The story rolls down through a gravity field of its own making, no turns needed yet, just roll roll roll, baby. A time will come when the current main character has to drop out and let other voices pop in, but that won't be for awhile yet, so no worries, the hardest part is to reach deeper into my skull and pull out more pumpkin guts and spray them with my typing fingers out onto the screen when I'd really really really rather do, let's face it, almost anything else. But I don't want to be a weenie. I don't mind being a weenie, don't get me wrong, it's being thought of as a weenie that I want to avoid, especially since they'd be right. They being the weenie-callers. Thought I'd clarify that.

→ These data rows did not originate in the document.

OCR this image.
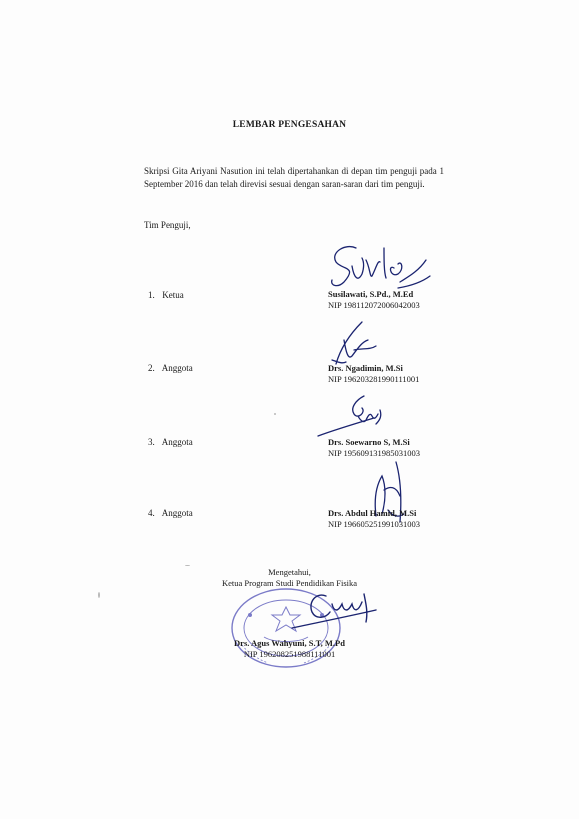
LEMBAR PENGESAHAN
Skripsi Gita Ariyani Nasution ini telah dipertahankan di depan tim penguji pada 1 September 2016 dan telah direvisi sesuai dengan saran-saran dari tim penguji.
Tim Penguji,
1. Ketua	Susilawati, S.Pd., M.Ed
NIP 198112072006042003
2. Anggota	Drs. Ngadimin, M.Si
NIP 196203281990111001
3. Anggota	Drs. Soewarno S, M.Si
NIP 195609131985031003
4. Anggota	Drs. Abdul Hamid, M.Si
NIP 196605251991031003
Mengetahui,
Ketua Program Studi Pendidikan Fisika
Drs. Agus Wahyuni, S.T, M.Pd
NIP 196208251988111001
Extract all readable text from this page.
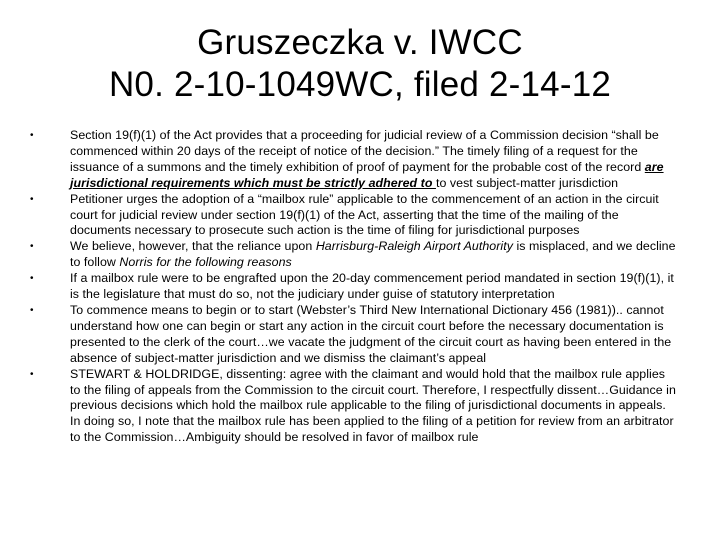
Gruszeczka v. IWCC
N0. 2-10-1049WC, filed 2-14-12
•	Section 19(f)(1) of the Act provides that a proceeding for judicial review of a Commission decision “shall be commenced within 20 days of the receipt of notice of the decision.” The timely filing of a request for the issuance of a summons and the timely exhibition of proof of payment for the probable cost of the record are jurisdictional requirements which must be strictly adhered to to vest subject-matter jurisdiction
•	Petitioner urges the adoption of a “mailbox rule” applicable to the commencement of an action in the circuit court for judicial review under section 19(f)(1) of the Act, asserting that the time of the mailing of the documents necessary to prosecute such action is the time of filing for jurisdictional purposes
•	We believe, however, that the reliance upon Harrisburg-Raleigh Airport Authority is misplaced, and we decline to follow Norris for the following reasons
•	If a mailbox rule were to be engrafted upon the 20-day commencement period mandated in section 19(f)(1), it is the legislature that must do so, not the judiciary under guise of statutory interpretation
•	To commence means to begin or to start (Webster’s Third New International Dictionary 456 (1981)).. cannot understand how one can begin or start any action in the circuit court before the necessary documentation is presented to the clerk of the court…we vacate the judgment of the circuit court as having been entered in the absence of subject-matter jurisdiction and we dismiss the claimant’s appeal
•	STEWART & HOLDRIDGE, dissenting: agree with the claimant and would hold that the mailbox rule applies to the filing of appeals from the Commission to the circuit court. Therefore, I respectfully dissent…Guidance in previous decisions which hold the mailbox rule applicable to the filing of jurisdictional documents in appeals. In doing so, I note that the mailbox rule has been applied to the filing of a petition for review from an arbitrator to the Commission…Ambiguity should be resolved in favor of mailbox rule
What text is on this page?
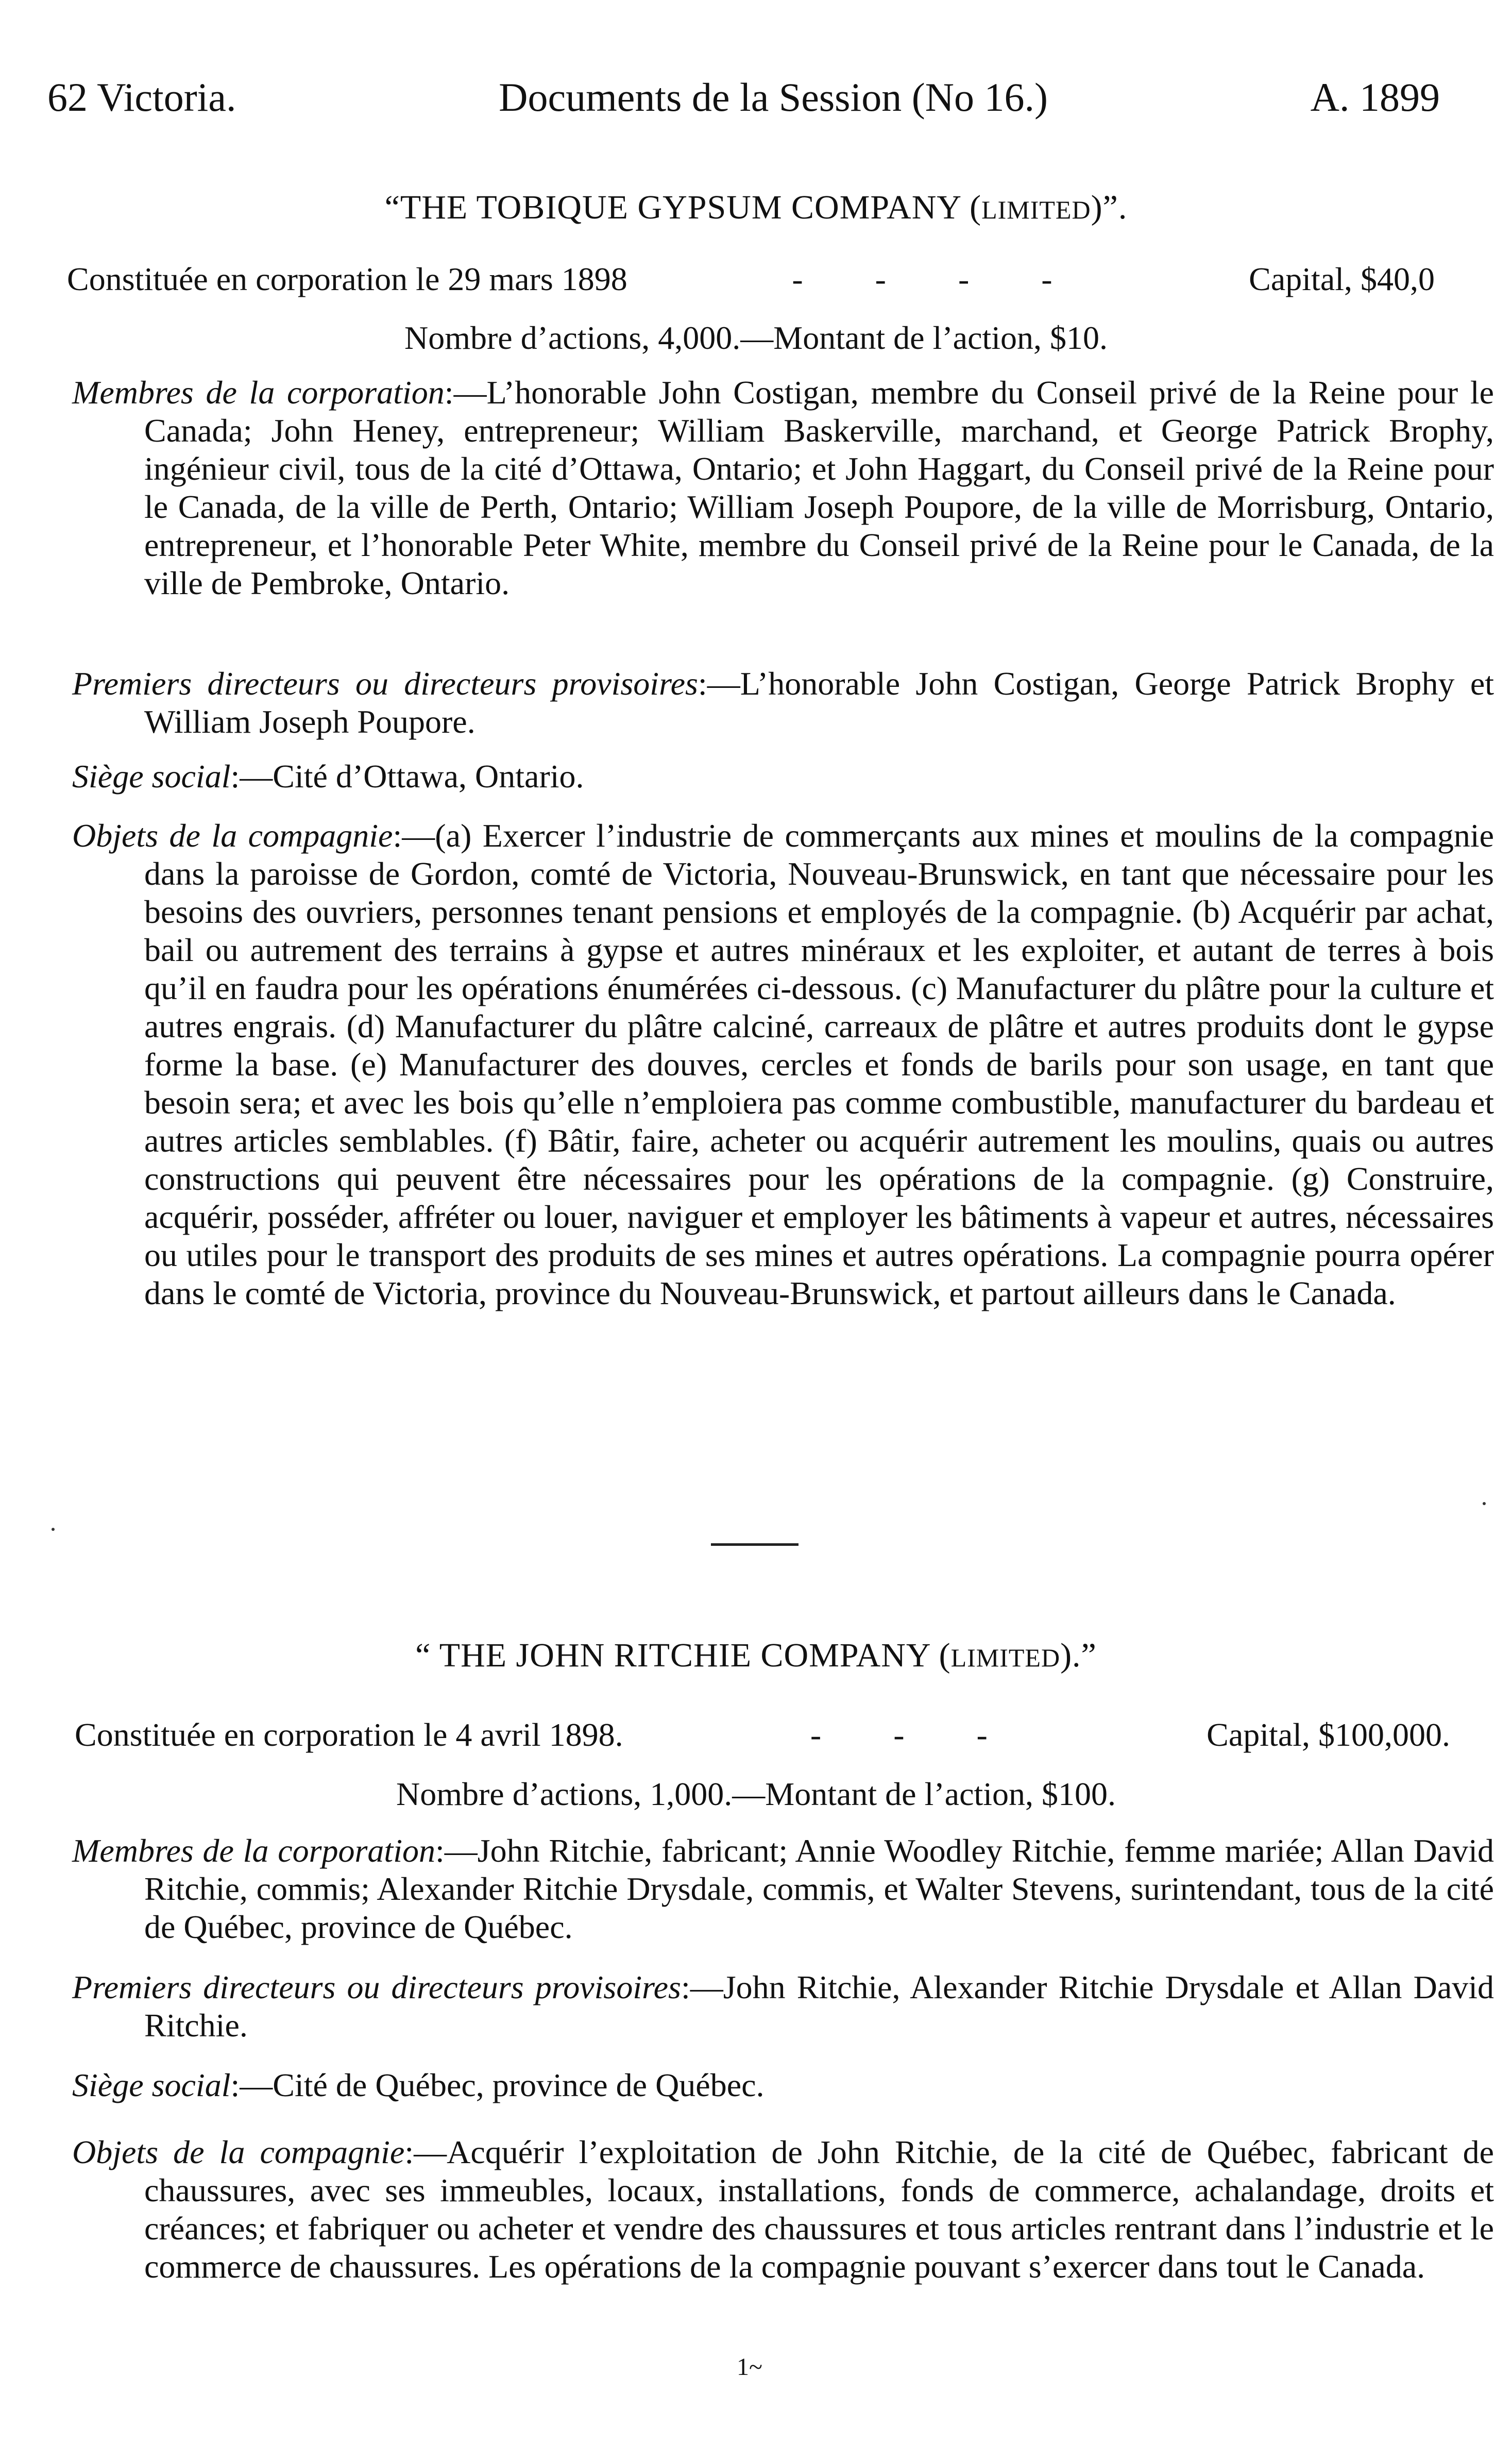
62 Victoria.	Documents de la Session (No 16.)	A. 1899
“THE TOBIQUE GYPSUM COMPANY (LIMITED)”.
Constituée en corporation le 29 mars 1898	- - - -	Capital, $40,0
Nombre d’actions, 4,000.—Montant de l’action, $10.
Membres de la corporation:—L’honorable John Costigan, membre du Conseil privé de la Reine pour le Canada; John Heney, entrepreneur; William Baskerville, marchand, et George Patrick Brophy, ingénieur civil, tous de la cité d’Ottawa, Ontario; et John Haggart, du Conseil privé de la Reine pour le Canada, de la ville de Perth, Ontario; William Joseph Poupore, de la ville de Morrisburg, Ontario, entrepreneur, et l’honorable Peter White, membre du Conseil privé de la Reine pour le Canada, de la ville de Pembroke, Ontario.
Premiers directeurs ou directeurs provisoires:—L’honorable John Costigan, George Patrick Brophy et William Joseph Poupore.
Siège social:—Cité d’Ottawa, Ontario.
Objets de la compagnie:—(a) Exercer l’industrie de commerçants aux mines et moulins de la compagnie dans la paroisse de Gordon, comté de Victoria, Nouveau-Brunswick, en tant que nécessaire pour les besoins des ouvriers, personnes tenant pensions et employés de la compagnie. (b) Acquérir par achat, bail ou autrement des terrains à gypse et autres minéraux et les exploiter, et autant de terres à bois qu’il en faudra pour les opérations énumérées ci-dessous. (c) Manufacturer du plâtre pour la culture et autres engrais. (d) Manufacturer du plâtre calciné, carreaux de plâtre et autres produits dont le gypse forme la base. (e) Manufacturer des douves, cercles et fonds de barils pour son usage, en tant que besoin sera; et avec les bois qu’elle n’emploiera pas comme combustible, manufacturer du bardeau et autres articles semblables. (f) Bâtir, faire, acheter ou acquérir autrement les moulins, quais ou autres constructions qui peuvent être nécessaires pour les opérations de la compagnie. (g) Construire, acquérir, posséder, affréter ou louer, naviguer et employer les bâtiments à vapeur et autres, nécessaires ou utiles pour le transport des produits de ses mines et autres opérations. La compagnie pourra opérer dans le comté de Victoria, province du Nouveau-Brunswick, et partout ailleurs dans le Canada.
“ THE JOHN RITCHIE COMPANY (LIMITED).”
Constituée en corporation le 4 avril 1898.	- - -	Capital, $100,000.
Nombre d’actions, 1,000.—Montant de l’action, $100.
Membres de la corporation:—John Ritchie, fabricant; Annie Woodley Ritchie, femme mariée; Allan David Ritchie, commis; Alexander Ritchie Drysdale, commis, et Walter Stevens, surintendant, tous de la cité de Québec, province de Québec.
Premiers directeurs ou directeurs provisoires:—John Ritchie, Alexander Ritchie Drysdale et Allan David Ritchie.
Siège social:—Cité de Québec, province de Québec.
Objets de la compagnie:—Acquérir l’exploitation de John Ritchie, de la cité de Québec, fabricant de chaussures, avec ses immeubles, locaux, installations, fonds de commerce, achalandage, droits et créances; et fabriquer ou acheter et vendre des chaussures et tous articles rentrant dans l’industrie et le commerce de chaussures. Les opérations de la compagnie pouvant s’exercer dans tout le Canada.
1~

See? That is how it's done. Don't stop, just write, stream it out, and don't worry about the next turn in the plot until your main character has suddenly had the realization flood all over him like the effluent of a busted sewer pipe that he is in a jail in China of all places with the circumstantial evidence rather strong that he got drunk and killed a local, and though the police really prefer to leave foreigners alone when it comes to their indiscretions, murder isn't quite the wink-wink it used to be, and with this realization that he is well and truly fucked comes another realization, i.e. that the author don't know shit about Shanghai police procedures and had best distract the audience with somebody else's troubles, as they can be knit to the first somebody's troubles later. No one has to know that most of the verisimilitude was gleaned from a handful of conversations with a local or two and does not reflect much in the way of real knowledge. Backup and facts n shit are for the rewrite.
6 comments:
Yeah, I had my thing start in a hospital with the protag being interrogated by a cop -- then I realized I know nothing of what a real cop would ask. Doh. As you say, worry about that later. The thing that bugs me most about writing this way is that I don't craft beautiful sentences with metaphors and good shit. I write shorter boringer sentences in order to get to the next thing.
just over 16,000.
i'm glad to see our little talk yesterday inspired you to start catching up to me ;-)
Hurray for you! You're on pace against several obstacles. Have a beer. And I think your get the story out now and fix it later approach is the exact way to go.
I don't craft beautiful sentences
LOL I can't remember the last time I crafted anything, but it sure wasn't this week. :)
Sounds like you're doing it.
Go.
just chop wood and carry water.
You are on a roll. I cant write a novel for the same reasons, that I am limited by what I know. Lately I am not certain that I know anything at all. Keep writing!